I remember when I first played this game, being dragged along by the story. I didn’t want to leave the room while I was playing it. Every sub-plot and every twist brought new revelations to me and new reasons for me to keep playing. And when the big twist came (one of the biggest story twists in a game ever), I was so shocked that I didn’t know what to do. I mean, yes, I obviously kept playing the game, but the revelation knocked me off my feet. Even now, 9 years later, that same plot twist still carries the sense of “holy shit!” that it did when I was 12. Often in the 3rd act of game, things begin to get rushed or they begin to pick up speed and then just end abruptly (I’m looking at you Halo 2).
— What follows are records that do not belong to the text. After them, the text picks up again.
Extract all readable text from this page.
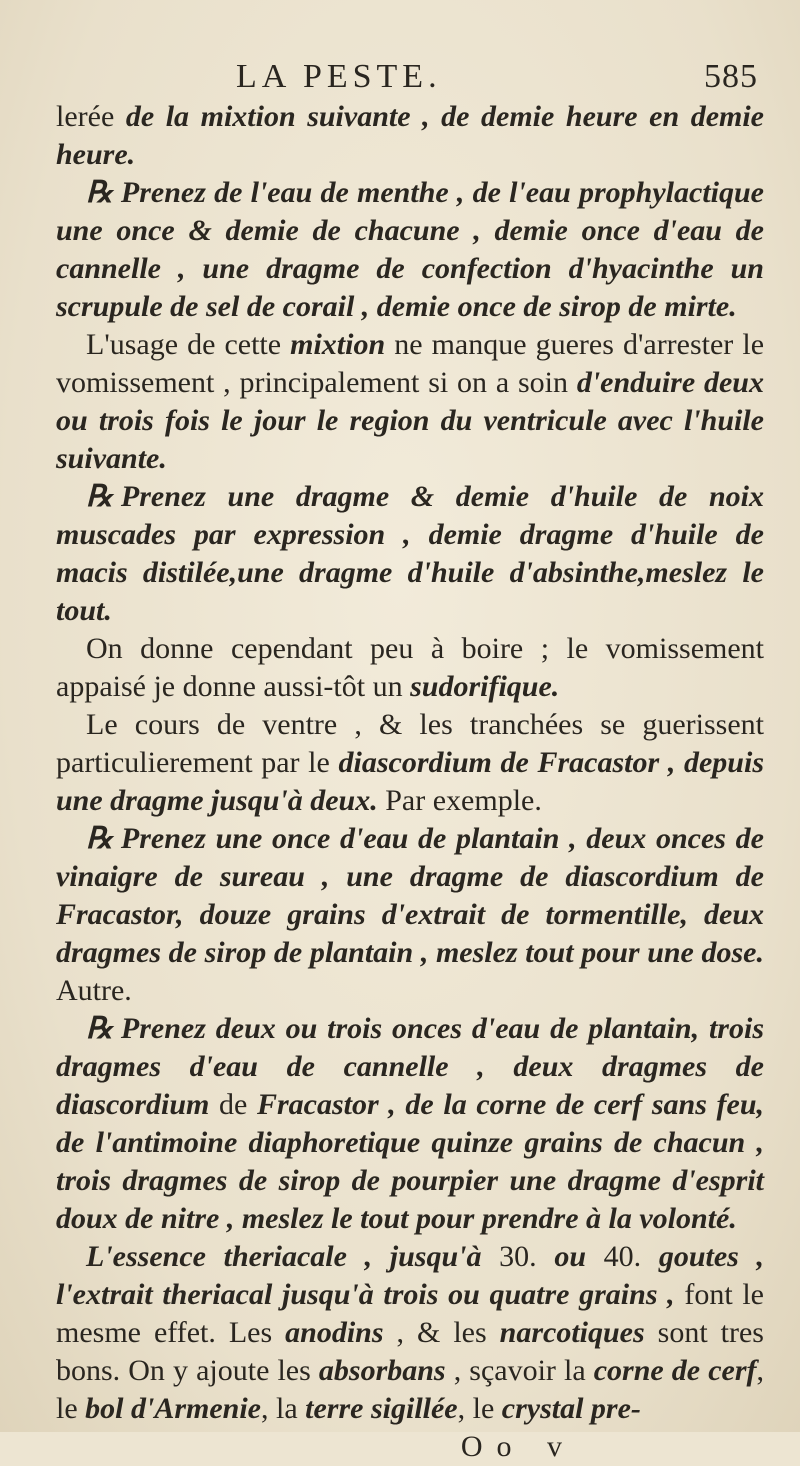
LA PESTE.	585

lerée de la mixtion suivante , de demie heure en demie heure.

℞ Prenez de l'eau de menthe , de l'eau prophylactique une once & demie de chacune , demie once d'eau de cannelle , une dragme de confection d'hyacinthe un scrupule de sel de corail , demie once de sirop de mirte.

L'usage de cette mixtion ne manque gueres d'arrester le vomissement , principalement si on a soin d'enduire deux ou trois fois le jour le region du ventricule avec l'huile suivante.

℞ Prenez une dragme & demie d'huile de noix muscades par expression , demie dragme d'huile de macis distilée,une dragme d'huile d'absinthe,meslez le tout.

On donne cependant peu à boire ; le vomissement appaisé je donne aussi-tôt un sudorifique.

Le cours de ventre , & les tranchées se guerissent particulierement par le diascordium de Fracastor , depuis une dragme jusqu'à deux. Par exemple.

℞ Prenez une once d'eau de plantain , deux onces de vinaigre de sureau , une dragme de diascordium de Fracastor, douze grains d'extrait de tormentille, deux dragmes de sirop de plantain , meslez tout pour une dose. Autre.

℞ Prenez deux ou trois onces d'eau de plantain, trois dragmes d'eau de cannelle , deux dragmes de diascordium de Fracastor , de la corne de cerf sans feu, de l'antimoine diaphoretique quinze grains de chacun , trois dragmes de sirop de pourpier une dragme d'esprit doux de nitre , meslez le tout pour prendre à la volonté.

L'essence theriacale , jusqu'à 30. ou 40. goutes , l'extrait theriacal jusqu'à trois ou quatre grains , font le mesme effet. Les anodins , & les narcotiques sont tres bons. On y ajoute les absorbans , sçavoir la corne de cerf, le bol d'Armenie, la terre sigillée, le crystal pre-

Oo v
In the 3rd act of Knights of the Old Republic, shit gets real. To use an old cliché, friends become enemies and while no enemies become friends, the emotional investment I had put into these characters came full circle when their fates were revealed.
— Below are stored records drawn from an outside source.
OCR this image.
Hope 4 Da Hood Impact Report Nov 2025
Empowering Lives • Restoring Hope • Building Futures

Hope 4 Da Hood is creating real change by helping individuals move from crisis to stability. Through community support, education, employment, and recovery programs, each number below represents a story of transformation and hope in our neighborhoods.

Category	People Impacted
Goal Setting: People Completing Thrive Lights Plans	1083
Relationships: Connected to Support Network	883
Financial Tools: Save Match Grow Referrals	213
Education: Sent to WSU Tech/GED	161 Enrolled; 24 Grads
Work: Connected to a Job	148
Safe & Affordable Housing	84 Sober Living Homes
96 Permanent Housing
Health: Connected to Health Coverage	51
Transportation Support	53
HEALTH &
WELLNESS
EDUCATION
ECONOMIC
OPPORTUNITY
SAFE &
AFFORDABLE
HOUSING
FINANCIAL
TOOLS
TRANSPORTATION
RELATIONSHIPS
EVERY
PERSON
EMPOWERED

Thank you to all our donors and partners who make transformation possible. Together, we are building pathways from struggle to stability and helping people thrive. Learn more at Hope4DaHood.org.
Knights of the Old Republic was also the first rpg I ever played. Previous to Knights of the Old Republic, my video game playing had been limited to Halo, Mortal Kombat, and whatever game I could convince my mom to rent for me. I didn’t have any sense of what a good or bad game was, as this was before I read any game sites or was into games. That being said, while I was playing KoTOR I knew it was good. The combat in KoTOR is tactical, but it occurs in real time. I can pick and cue my moves (and that of my party), while it all unfolds in front of me. The constant pace of action certainly helps keeps things fresh, and during the final level it can also become a colossal task to keep everything under control.
Knights of the Old Republic represents everything video games should strive to be. It creates (on uses depending on how you look at it) a universe that the player can emerge him or herself in. It also uses the advantages of the video game medium to tell an interesting and captivating story over the course of 30 to 40 hours. And most importantly, it’s fun to play. In my mind KoTOR stands on its own. I don’t need the sequels (although KoTOR 2 is also good – but that’s for another time) or books to expand the characters or the universe. The story was told in that original 40 hours I spent in it and its characters journeys ended there. KoTOR is game I go back and play at least once a year. It’s my favorite game and also my first induction to the Basement Life Hall of Fame.